Non crolla solo Pompei

La biblioteca «Girolamini» di Napoli

Ieri è crollato un altro pezzo di Pompei. La colpa è sempre del maltempo. Se ci spostiamo a Roma e clicchiamo largo Argentina vi uscirà colonia felina. Forse qualcuno sa che esattamente in quel luogo fu pugnalato Giulio Cesare? Nessun cartello, indicazione, spiegazione. Ignorato dai ciceroni occupa le cronache per le gattare. Quando per un attimo l’Italia si sveglia dal letargo è perché arriva la magistratura.
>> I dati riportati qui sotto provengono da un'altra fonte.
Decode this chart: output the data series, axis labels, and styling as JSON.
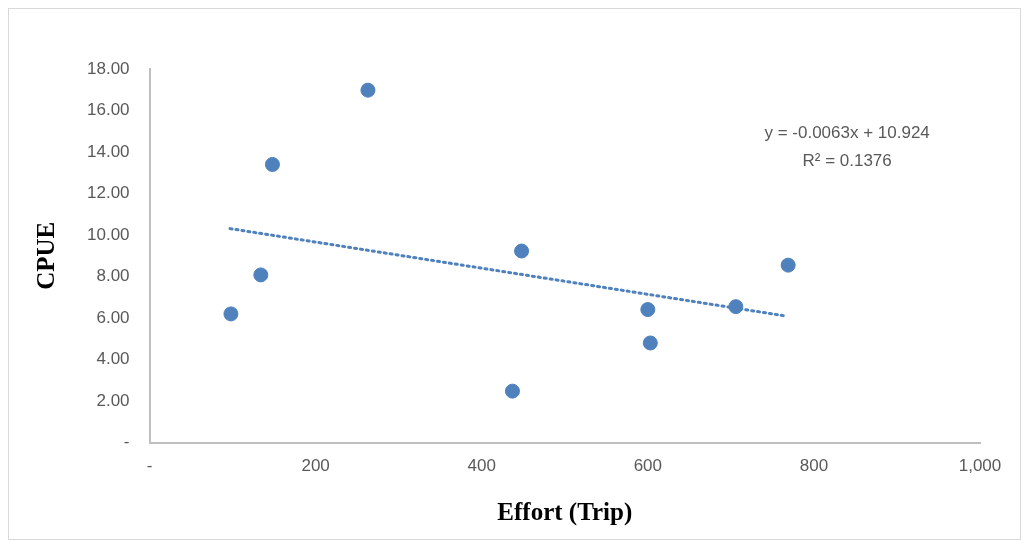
{
  "chart_data": {
    "type": "scatter",
    "xlabel": "Effort (Trip)",
    "ylabel": "CPUE",
    "xlim": [
      0,
      1000
    ],
    "ylim": [
      0,
      18
    ],
    "xticks": [
      {
        "value": 0,
        "label": "-"
      },
      200,
      400,
      600,
      800,
      {
        "value": 1000,
        "label": "1,000"
      }
    ],
    "yticks": [
      {
        "value": 0,
        "label": "-"
      },
      {
        "value": 2,
        "label": "2.00"
      },
      {
        "value": 4,
        "label": "4.00"
      },
      {
        "value": 6,
        "label": "6.00"
      },
      {
        "value": 8,
        "label": "8.00"
      },
      {
        "value": 10,
        "label": "10.00"
      },
      {
        "value": 12,
        "label": "12.00"
      },
      {
        "value": 14,
        "label": "14.00"
      },
      {
        "value": 16,
        "label": "16.00"
      },
      {
        "value": 18,
        "label": "18.00"
      }
    ],
    "grid": false,
    "legend": false,
    "marker": "circle",
    "series": [
      {
        "color": "#4f81bd",
        "x": [
          98,
          134,
          148,
          263,
          448,
          437,
          600,
          603,
          706,
          769
        ],
        "values": [
          6.2,
          8.08,
          13.4,
          16.98,
          9.23,
          2.48,
          6.41,
          4.8,
          6.55,
          8.55
        ]
      },
      {
        "type": "line",
        "line_style": "dotted",
        "marker": "none",
        "color": "#4f81bd",
        "x": [
          97,
          766
        ],
        "values": [
          10.31,
          6.1
        ]
      }
    ],
    "annotations": [
      "y = -0.0063x + 10.924",
      "R² = 0.1376"
    ]
  }
}
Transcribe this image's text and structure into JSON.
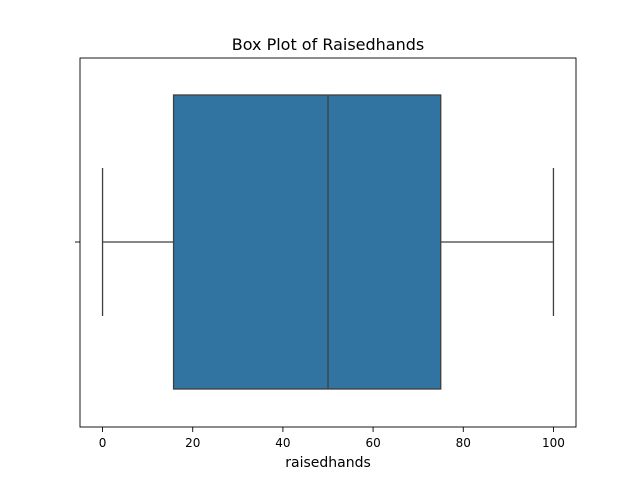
{
  "chart_data": {
    "type": "box",
    "title": "Box Plot of Raisedhands",
    "xlabel": "raisedhands",
    "ylabel": "",
    "xlim": [
      -5,
      105
    ],
    "xticks": [
      0,
      20,
      40,
      60,
      80,
      100
    ],
    "xtick_labels": [
      "0",
      "20",
      "40",
      "60",
      "80",
      "100"
    ],
    "grid": false,
    "series": [
      {
        "min": 0,
        "q1": 15.75,
        "median": 50,
        "q3": 75,
        "max": 100,
        "color": "#3274a1"
      }
    ]
  }
}
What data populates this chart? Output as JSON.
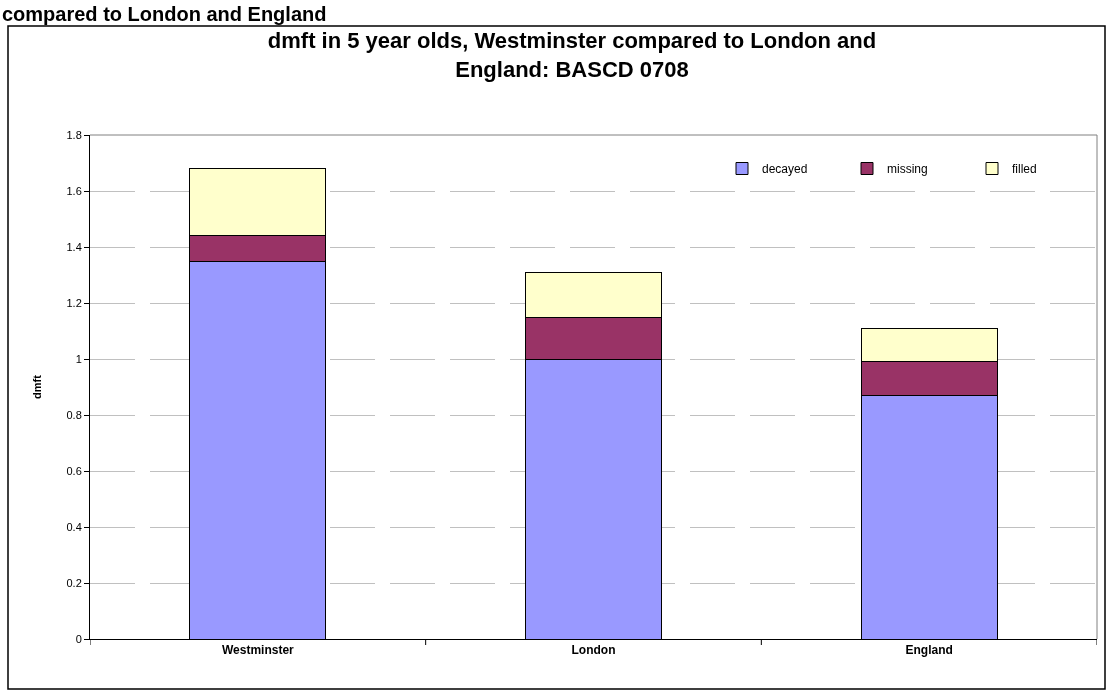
{
  "chart_data": {
    "type": "bar",
    "title": "dmft in 5 year olds, Westminster compared to London and England: BASCD 0708",
    "ylabel": "dmft",
    "annotations": [
      "compared to London and England"
    ],
    "categories": [
      "Westminster",
      "London",
      "England"
    ],
    "series": [
      {
        "name": "decayed",
        "color": "#9999ff",
        "values": [
          1.35,
          1.0,
          0.87
        ]
      },
      {
        "name": "missing",
        "color": "#993366",
        "values": [
          0.09,
          0.15,
          0.12
        ]
      },
      {
        "name": "filled",
        "color": "#ffffcc",
        "values": [
          0.24,
          0.16,
          0.12
        ]
      }
    ],
    "stacked": true,
    "ylim": [
      0,
      1.8
    ],
    "yticks": [
      0,
      0.2,
      0.4,
      0.6,
      0.8,
      1,
      1.2,
      1.4,
      1.6,
      1.8
    ],
    "grid": "y",
    "legend": "top right"
  }
}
Alla biblioteca Girolamini di Napoli mancano ancora all’appello circa 1.300 libri. Sono stati trafugati due anni fa dal direttore Marino Massimo De Caro. Incredibile ma vero. Chi l’ha nominato a presiedere la seconda biblioteca più antica d’Italia, monumento nazionale?

Al ministro pro tempore Giancarlo Galan che l’aveva come suo consulente, il De Caro ebbe a dire: «Sarò la tua ossessione». Al che il ministro rispose: «Massimo, per le biblioteche hai carta bianca». Nell’ordinanza di custodia cautelare notificata al direttore si legge che i libri antichi «venivano trasferiti da Napoli a Verona per essere poi spostati in altre regioni d’Italia e all’estero» da una «vera e propria organizzazione criminale che ha in Marino Massimo De Caro il capo e promotore», e si evidenzia «la facilità con cui i libri uscivano dall’Italia per essere consegnati, ad esempio, a case d’asta straniere...».

La disattenzione al patrimonio artistico è il peccato originale. Il reparto speciale per il recupero delle opere d’arte dei carabinieri tappa i buchi e mette a tacere la coscienza nazionale. George Clooney celebra i Monuments men americani. Ma ai carabinieri eredi di Rodolfo Siviero chi ci pensa?